Brain-targeting nanoplatform repurposing silymarin for enhanced GBM immunotherapy via synergistic mitochondrial suppression.

Glioblastoma (GBM), a highly malignant central nervous system tumor, poses a major therapeutic challenge due to the poor blood-brain barrier (BBB) permeability and an immunosuppressive tumor microenvironment. Notably, silymarin, a natural compound known for its anti-inflammatory and liver-protective properties, has emerged as a promising candidate for GBM immunotherapy through the inhibition of glycolysis and induction of mitochondrial damage. In this study, we developed a silymarin-repurposed, site-specific delivery photo-chemotherapy nanoplatform, designed to synergistically suppress mitochondria for efficient GBM immunotherapy. The platform utilizes a self-assembly strategy incorporating brain-targeted lactoferrin (LF), triphenylphosphine-modified chlorin e6 (TCe6), and silymarin.
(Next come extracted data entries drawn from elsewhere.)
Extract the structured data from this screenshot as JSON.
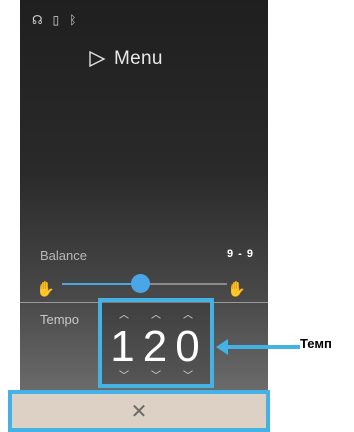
{
  "status_bar": {
    "icons": [
      "headphones-icon",
      "usb-icon",
      "bluetooth-icon"
    ],
    "glyphs": [
      "☊",
      "▯",
      "✱"
    ]
  },
  "menu": {
    "label": "Menu",
    "icon": "play-outline-icon"
  },
  "balance": {
    "label": "Balance",
    "value": "9 - 9",
    "left_icon": "hand-icon",
    "right_icon": "hand-icon",
    "position_fraction": 0.45
  },
  "tempo": {
    "label": "Tempo",
    "value": "120",
    "digit_up_glyph": "^",
    "digit_down_glyph": "v"
  },
  "close": {
    "glyph": "✕",
    "icon": "close-icon"
  },
  "callout": {
    "label": "Temп",
    "text": "Темп"
  },
  "colors": {
    "accent": "#45b2e6",
    "slider": "#4aa6e6",
    "close_bg": "#ddd1c6"
  }
}
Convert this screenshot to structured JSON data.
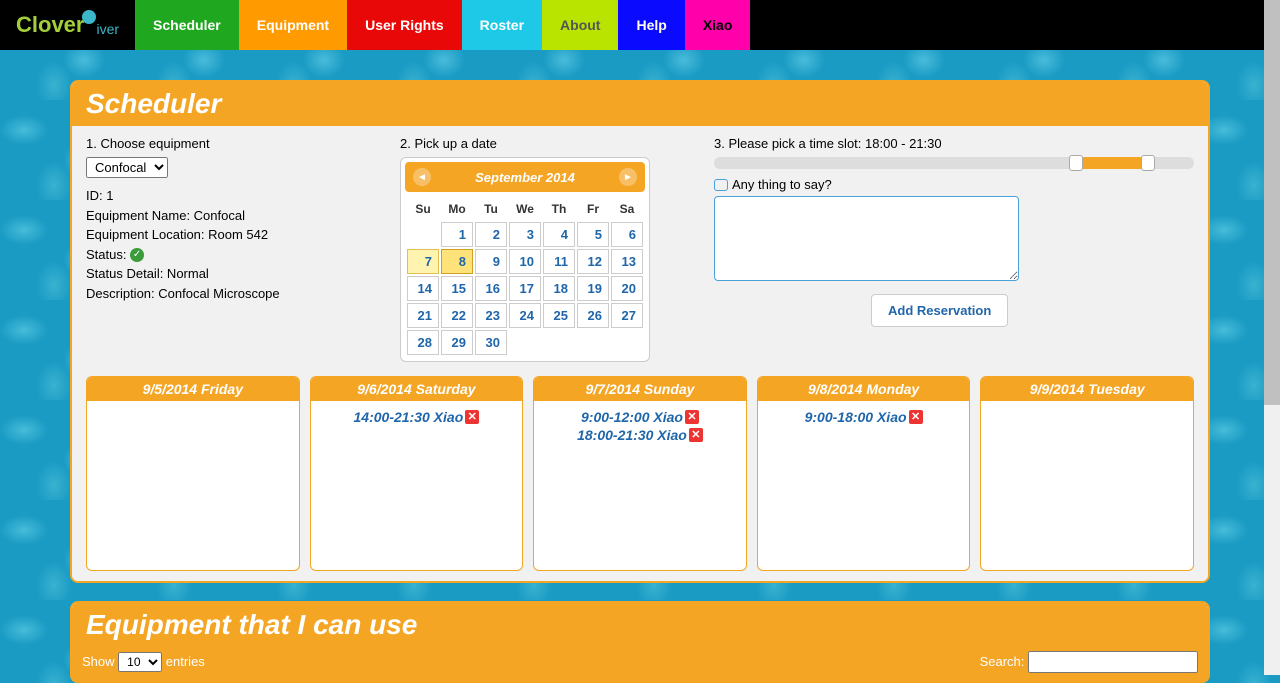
{
  "nav": {
    "logo": {
      "part1": "Clover",
      "part2": "iver"
    },
    "items": [
      {
        "label": "Scheduler",
        "bg": "#1fa81f"
      },
      {
        "label": "Equipment",
        "bg": "#ff9a00"
      },
      {
        "label": "User Rights",
        "bg": "#e90808"
      },
      {
        "label": "Roster",
        "bg": "#1ec9e8"
      },
      {
        "label": "About",
        "bg": "#b8e400",
        "color": "#555"
      },
      {
        "label": "Help",
        "bg": "#0a0aff"
      },
      {
        "label": "Xiao",
        "bg": "#ff00aa",
        "color": "#000"
      }
    ]
  },
  "scheduler": {
    "title": "Scheduler",
    "step1": {
      "label": "1. Choose equipment",
      "select_value": "Confocal",
      "id_label": "ID: 1",
      "name_label": "Equipment Name: Confocal",
      "loc_label": "Equipment Location: Room 542",
      "status_label": "Status:",
      "status_detail": "Status Detail: Normal",
      "desc": "Description: Confocal Microscope"
    },
    "step2": {
      "label": "2. Pick up a date",
      "month": "September 2014",
      "dow": [
        "Su",
        "Mo",
        "Tu",
        "We",
        "Th",
        "Fr",
        "Sa"
      ],
      "weeks": [
        [
          "",
          "1",
          "2",
          "3",
          "4",
          "5",
          "6"
        ],
        [
          "7",
          "8",
          "9",
          "10",
          "11",
          "12",
          "13"
        ],
        [
          "14",
          "15",
          "16",
          "17",
          "18",
          "19",
          "20"
        ],
        [
          "21",
          "22",
          "23",
          "24",
          "25",
          "26",
          "27"
        ],
        [
          "28",
          "29",
          "30",
          "",
          "",
          "",
          ""
        ]
      ],
      "today": "7",
      "selected": "8"
    },
    "step3": {
      "label": "3. Please pick a time slot: 18:00 - 21:30",
      "comment_label": "Any thing to say?",
      "button": "Add Reservation"
    },
    "days": [
      {
        "head": "9/5/2014 Friday",
        "res": []
      },
      {
        "head": "9/6/2014 Saturday",
        "res": [
          "14:00-21:30 Xiao"
        ]
      },
      {
        "head": "9/7/2014 Sunday",
        "res": [
          "9:00-12:00 Xiao",
          "18:00-21:30 Xiao"
        ]
      },
      {
        "head": "9/8/2014 Monday",
        "res": [
          "9:00-18:00 Xiao"
        ]
      },
      {
        "head": "9/9/2014 Tuesday",
        "res": []
      }
    ]
  },
  "equipment_panel": {
    "title": "Equipment that I can use",
    "show_label": "Show",
    "show_value": "10",
    "entries_label": "entries",
    "search_label": "Search:"
  }
}
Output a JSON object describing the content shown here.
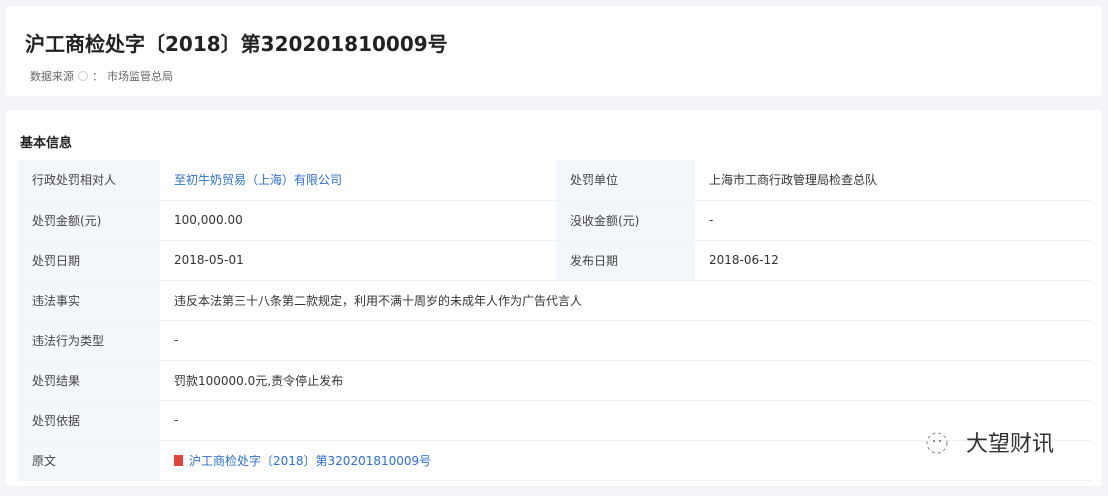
{
  "header": {
    "title": "沪工商检处字〔2018〕第320201810009号",
    "source_label": "数据来源",
    "source_sep": "：",
    "source_value": "市场监管总局"
  },
  "section": {
    "title": "基本信息"
  },
  "rows": [
    {
      "l1": "行政处罚相对人",
      "v1": "至初牛奶贸易（上海）有限公司",
      "l2": "处罚单位",
      "v2": "上海市工商行政管理局检查总队"
    },
    {
      "l1": "处罚金额(元)",
      "v1": "100,000.00",
      "l2": "没收金额(元)",
      "v2": "-"
    },
    {
      "l1": "处罚日期",
      "v1": "2018-05-01",
      "l2": "发布日期",
      "v2": "2018-06-12"
    }
  ],
  "wide_rows": [
    {
      "l": "违法事实",
      "v": "违反本法第三十八条第二款规定，利用不满十周岁的未成年人作为广告代言人"
    },
    {
      "l": "违法行为类型",
      "v": "-"
    },
    {
      "l": "处罚结果",
      "v": "罚款100000.0元,责令停止发布"
    },
    {
      "l": "处罚依据",
      "v": "-"
    },
    {
      "l": "原文",
      "v": "沪工商检处字〔2018〕第320201810009号"
    }
  ],
  "watermark": "大望财讯"
}
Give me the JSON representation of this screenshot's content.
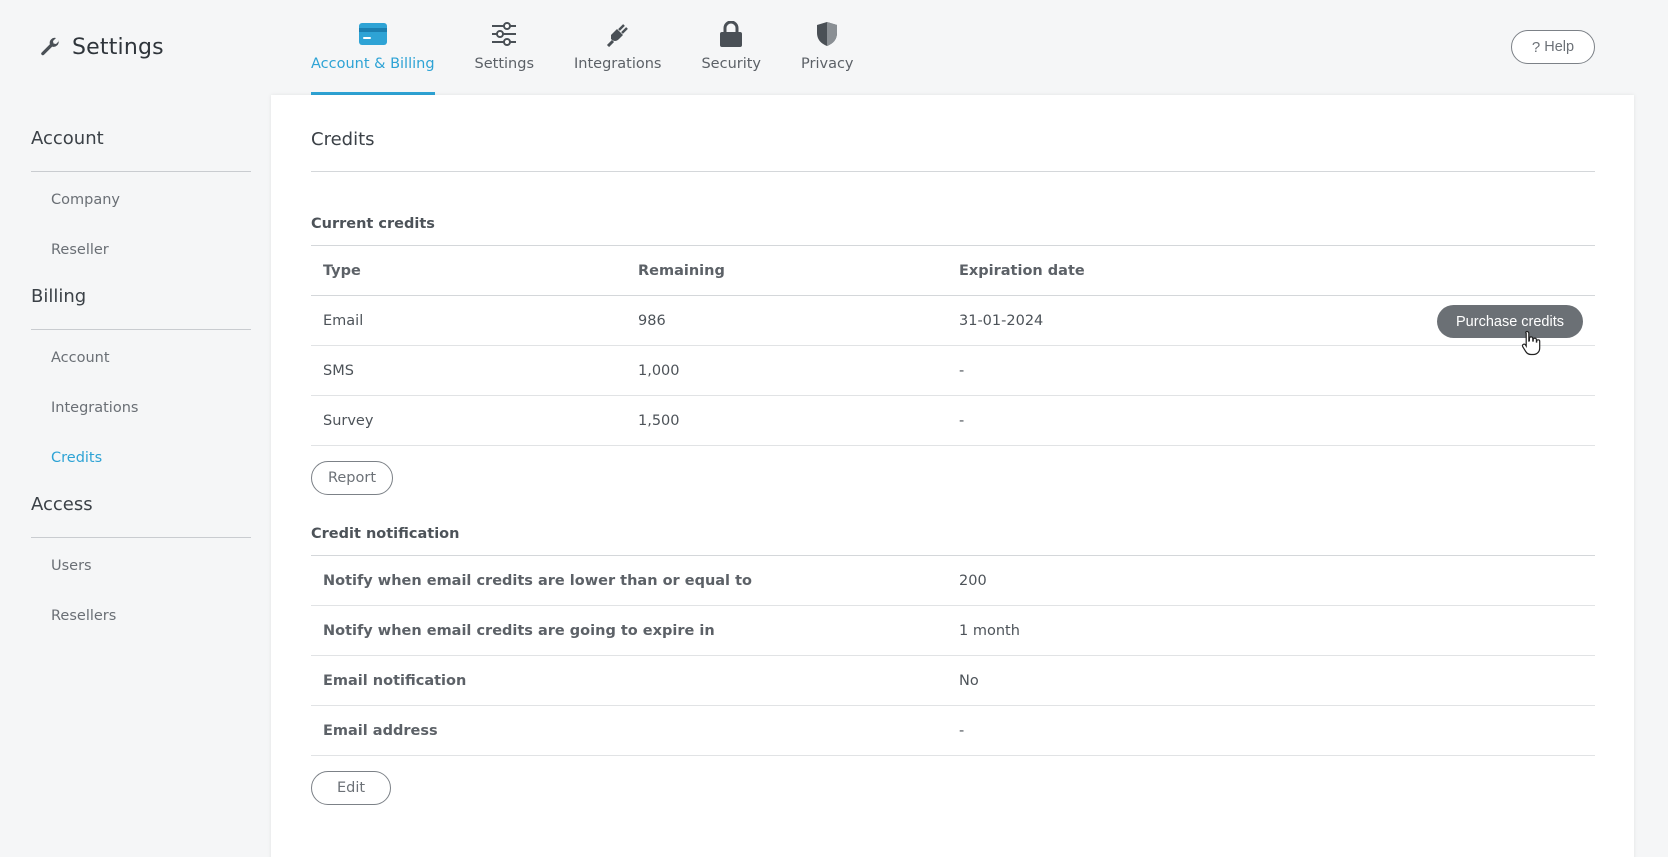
{
  "app": {
    "title": "Settings",
    "icon": "wrench-icon"
  },
  "top_tabs": [
    {
      "label": "Account & Billing",
      "icon": "credit-card-icon",
      "active": true
    },
    {
      "label": "Settings",
      "icon": "sliders-icon",
      "active": false
    },
    {
      "label": "Integrations",
      "icon": "plug-icon",
      "active": false
    },
    {
      "label": "Security",
      "icon": "lock-icon",
      "active": false
    },
    {
      "label": "Privacy",
      "icon": "shield-icon",
      "active": false
    }
  ],
  "help": {
    "label": "Help",
    "icon": "question-icon"
  },
  "sidebar": {
    "sections": [
      {
        "title": "Account",
        "items": [
          {
            "label": "Company"
          },
          {
            "label": "Reseller"
          }
        ]
      },
      {
        "title": "Billing",
        "items": [
          {
            "label": "Account"
          },
          {
            "label": "Integrations"
          },
          {
            "label": "Credits",
            "active": true
          }
        ]
      },
      {
        "title": "Access",
        "items": [
          {
            "label": "Users"
          },
          {
            "label": "Resellers"
          }
        ]
      }
    ]
  },
  "main": {
    "title": "Credits",
    "current_credits": {
      "title": "Current credits",
      "columns": [
        "Type",
        "Remaining",
        "Expiration date"
      ],
      "rows": [
        {
          "type": "Email",
          "remaining": "986",
          "expiration": "31-01-2024"
        },
        {
          "type": "SMS",
          "remaining": "1,000",
          "expiration": "-"
        },
        {
          "type": "Survey",
          "remaining": "1,500",
          "expiration": "-"
        }
      ],
      "purchase_label": "Purchase credits",
      "report_label": "Report"
    },
    "credit_notification": {
      "title": "Credit notification",
      "rows": [
        {
          "label": "Notify when email credits are lower than or equal to",
          "value": "200"
        },
        {
          "label": "Notify when email credits are going to expire in",
          "value": "1 month"
        },
        {
          "label": "Email notification",
          "value": "No"
        },
        {
          "label": "Email address",
          "value": "-"
        }
      ],
      "edit_label": "Edit"
    }
  },
  "colors": {
    "accent": "#2ea3d5",
    "button_dark": "#6b7075",
    "border": "#d4d7da"
  }
}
Mechanistically, LF facilitates targeted binding to low-density lipoprotein receptor-related protein-1 (LRP1), enabling BBB penetration and inducing mitochondrial dysfunction in GBM cells through TCe6-mediated intracellular reactive oxygen species (ROS) generation and silymarin-induced glycolysis suppression. This mitochondrial dysfunction triggers the activation of the AMPK pathway, leading to the degradation of programmed cell death ligand-1 (PD-L1) and the activation of the cGAS-STING pathway, thereby enhancing the anti-tumor immune response. As anticipated, this nanoplatform significantly improves BBB permeability and antitumour immunity, providing an innovative drug repurposing strategy for effective GBM immunotherapy.